On Sunday afternoon, students, faculty and University administrators attended a benefit concert for Waltham Fields Community Farm, a local non-profit farming organization. The concert, held in the Slosberg Recital Hall, featured the Barbara Cassidy Band, which consists of Barbara Cassidy MA '98 (vocals and tambourine), a graduate of the Sociology and Women's and Gender Studies program and former arts project coordinator at Brandeis, and her husband Prof. Eric Chasalow (MUS) (guitar), the Irving Fine Professor of Music.
Several guest musicians joined the Barbara Cassidy Band, including Peter Mulvey (guitar), David "Goody" Goodrich (guitar), Prof. Robert Nieske (MUS) (upright bass), Dave Mattacks (drums and piano), Joe Kessler (violin) and members of folk band Pesky J. Nixon, Ethan Baird '02 (guitar) and Jake Bush (accordion).
In varying combinations of musicians, the groups performed 20 songs, ranging from slow ballads to rock and roll. Cassidy, Chasalow and a few accompanying musicians began the concert, followed by Baird on the guitar and Bush, also of Pesky J. Nixon, on the accordion.

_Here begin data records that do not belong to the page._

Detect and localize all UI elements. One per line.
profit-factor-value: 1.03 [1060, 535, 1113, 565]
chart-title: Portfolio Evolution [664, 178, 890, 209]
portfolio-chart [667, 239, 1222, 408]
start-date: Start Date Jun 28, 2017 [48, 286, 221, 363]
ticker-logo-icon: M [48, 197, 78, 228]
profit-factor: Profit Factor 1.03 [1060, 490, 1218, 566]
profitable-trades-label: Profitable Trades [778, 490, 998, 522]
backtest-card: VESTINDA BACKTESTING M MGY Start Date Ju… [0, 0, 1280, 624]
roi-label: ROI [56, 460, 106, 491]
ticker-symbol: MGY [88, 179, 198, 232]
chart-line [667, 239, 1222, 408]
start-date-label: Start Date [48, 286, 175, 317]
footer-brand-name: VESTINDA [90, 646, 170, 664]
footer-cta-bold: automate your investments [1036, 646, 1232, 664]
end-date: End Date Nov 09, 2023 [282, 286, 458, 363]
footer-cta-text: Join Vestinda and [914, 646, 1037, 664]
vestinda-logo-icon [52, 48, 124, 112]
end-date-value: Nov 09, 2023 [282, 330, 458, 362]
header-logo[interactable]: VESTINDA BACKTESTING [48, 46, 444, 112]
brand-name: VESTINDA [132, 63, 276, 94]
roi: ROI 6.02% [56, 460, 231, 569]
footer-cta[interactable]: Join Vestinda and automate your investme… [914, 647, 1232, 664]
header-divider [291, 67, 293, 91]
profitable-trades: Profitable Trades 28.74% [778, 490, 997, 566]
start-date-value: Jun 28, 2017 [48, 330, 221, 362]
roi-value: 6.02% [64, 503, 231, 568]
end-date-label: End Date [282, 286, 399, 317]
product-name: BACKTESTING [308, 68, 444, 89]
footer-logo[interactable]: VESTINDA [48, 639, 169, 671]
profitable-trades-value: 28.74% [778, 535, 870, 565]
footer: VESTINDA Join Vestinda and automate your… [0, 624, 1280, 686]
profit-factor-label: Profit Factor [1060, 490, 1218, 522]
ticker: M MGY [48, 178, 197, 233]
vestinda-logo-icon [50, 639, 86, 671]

Mulvey and Goodrich played a couple of songs together on the guitar before the intermission, including "Old Fashioned Morphine" and "Everybody Knows." In the second half of the concert, the Barbara Cassidy Band returned to the stage, playing songs such as "Simon Simon," named after the couple's teenage son who was in the audience, and an upbeat song called "If Time Stood Still." Cassidy and Chasalow played an encore song at the end of the performance.
All of the songs had a folksy tune that helped foster an intimate atmosphere for the performance. This atmosphere was reinforced when performers shared anecdotes with the audience and explained the personal backgrounds of certain songs.
Cassidy and Chasalow talked about their collaborative experiences writing and composing music. They explained that they bring their skills together in the band to compose original songs. Baird and Bush touched upon their earlier experiences at Brandeis, joking about past fears before tests and assignments.
Baird joked that he double-majored in Music and English at Brandeis, which his parents said were two different ways of asking: "Would you like fries with that?" His band recently released its second album, which is charting the top-10 in Folk DJ charts.
During the intermission, the bands' albums as well as photographs donated by University Photographer Mike Lovett were on sale with all proceeds benefitting the community farm. The amount raised for the farm was not known by press time.
The Waltham Fields Community Farm is an organization that promotes "local agriculture and food access," according to its website, through education and farming, using 15 acres of rented land from the University of Massachusetts. WFCF also operates a community supported agriculture program, which provides their locally-grown produce to shareholders.
In an email interview with the Justice, Cassidy said that she and her husband first became involved in the WFCF by becoming CSA shareholders in 1999.
Her decision to raise funds for the organization stemmed from her appreciation for the organization's mission. "I appreciate the hunger relief work that Waltham Fields is engaged in-and that the focus is local-from food to table for everyone to have access to locally grown food, regardless of economic status," Cassidy explained.
When asked to reflect on the concert later that evening, Cassidy wrote that "Eric and I were extremely pleased to be in the company of such amazing musicians."
Referring to the diverse group of musicians who joined her and Chasalow on stage, she expressed her delight at the different performances, commenting that "This afternoon [we] came together with a group of old and new friends who are immensely generous and talented."